Convection-permitting data assimilation requires observations with high spatial density and high temporal frequency to provide information on appropriate scales for high resolution forecasting. Those observation types (e.g., geostationary satellite data) were found to exhibit strong spatial error correlations. Explicitly introducing correlated error statistics in the assimilation may increase the computational complexity and parallel communication costs of the matrix-vector multiplications with the observation precision matrices (the inverse observation error covariance matrices). Therefore, without suitable approaches we cannot take full advantage of the new observation uncertainty estimates. In this work, we present a new numerical approximation method, called the local SVD-FMM, which is developed based on a particular type of the fast multipole method (FMM) using a singular value decomposition (SVD), and a domain localization approach.
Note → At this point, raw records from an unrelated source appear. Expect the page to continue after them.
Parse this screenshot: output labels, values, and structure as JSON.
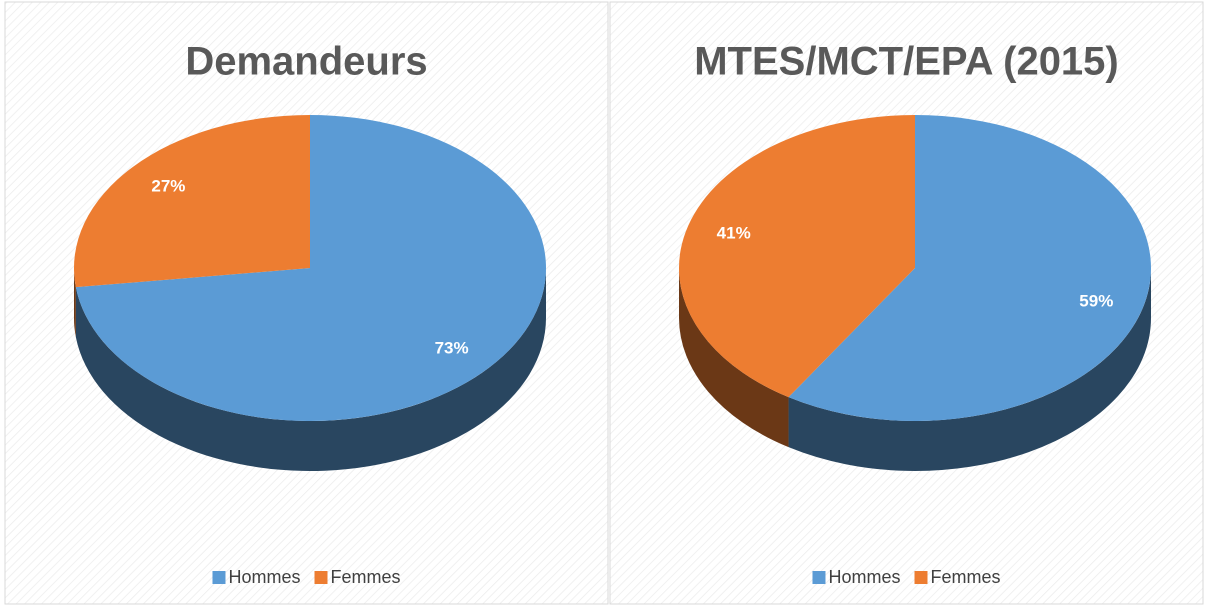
{
  "chart_data": [
    {
      "type": "pie",
      "title": "Demandeurs",
      "categories": [
        "Hommes",
        "Femmes"
      ],
      "values": [
        73,
        27
      ],
      "value_labels": [
        "73%",
        "27%"
      ],
      "colors": [
        "#5b9bd5",
        "#ed7d31"
      ],
      "legend": "bottom"
    },
    {
      "type": "pie",
      "title": "MTES/MCT/EPA  (2015)",
      "categories": [
        "Hommes",
        "Femmes"
      ],
      "values": [
        59,
        41
      ],
      "value_labels": [
        "59%",
        "41%"
      ],
      "colors": [
        "#5b9bd5",
        "#ed7d31"
      ],
      "legend": "bottom"
    }
  ]
}
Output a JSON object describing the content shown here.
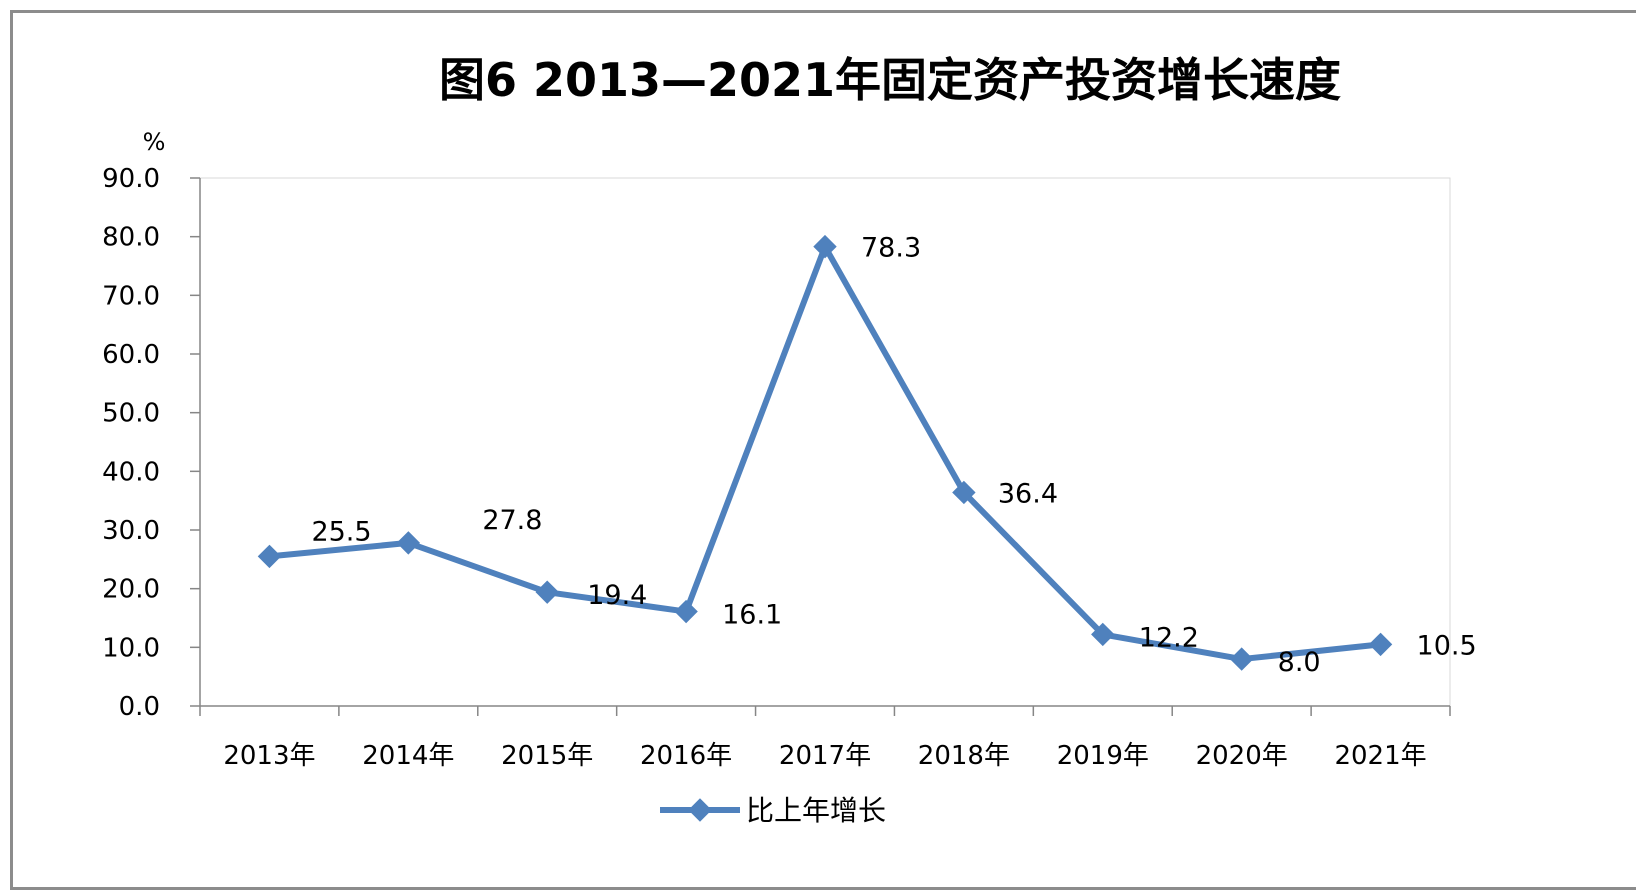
{
  "chart_data": {
    "type": "line",
    "title": "图6  2013—2021年固定资产投资增长速度",
    "ylabel": "%",
    "xlabel": "",
    "ylim": [
      0,
      90
    ],
    "yticks": [
      "0.0",
      "10.0",
      "20.0",
      "30.0",
      "40.0",
      "50.0",
      "60.0",
      "70.0",
      "80.0",
      "90.0"
    ],
    "categories": [
      "2013年",
      "2014年",
      "2015年",
      "2016年",
      "2017年",
      "2018年",
      "2019年",
      "2020年",
      "2021年"
    ],
    "series": [
      {
        "name": "比上年增长",
        "values": [
          25.5,
          27.8,
          19.4,
          16.1,
          78.3,
          36.4,
          12.2,
          8.0,
          10.5
        ],
        "labels": [
          "25.5",
          "27.8",
          "19.4",
          "16.1",
          "78.3",
          "36.4",
          "12.2",
          "8.0",
          "10.5"
        ],
        "color": "#4f81bd",
        "marker": "diamond"
      }
    ],
    "grid": false,
    "legend": "bottom"
  }
}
The basic idea of the local SVD-FMM is to divide the observation domain into boxes of (approximately) equal size and then separates the calculations of the matrix-vector products according to the domain partition. These calculations can be done in parallel with very low communication overheads. Moreover, the local SVD-FMM is easy to implement and applicable to a wide variety of the precision matrices. We applied the local SVD-FMM in a simple variational data assimilation system and found that the computational cost of the variational minimisation was dramatically reduced while preserving the accuracy of the analysis. This new method has the potential to be used as an efficient technique for practical data assimilation applications where a large volume of observations with mutual error correlations needs to be assimilated in a short period of time.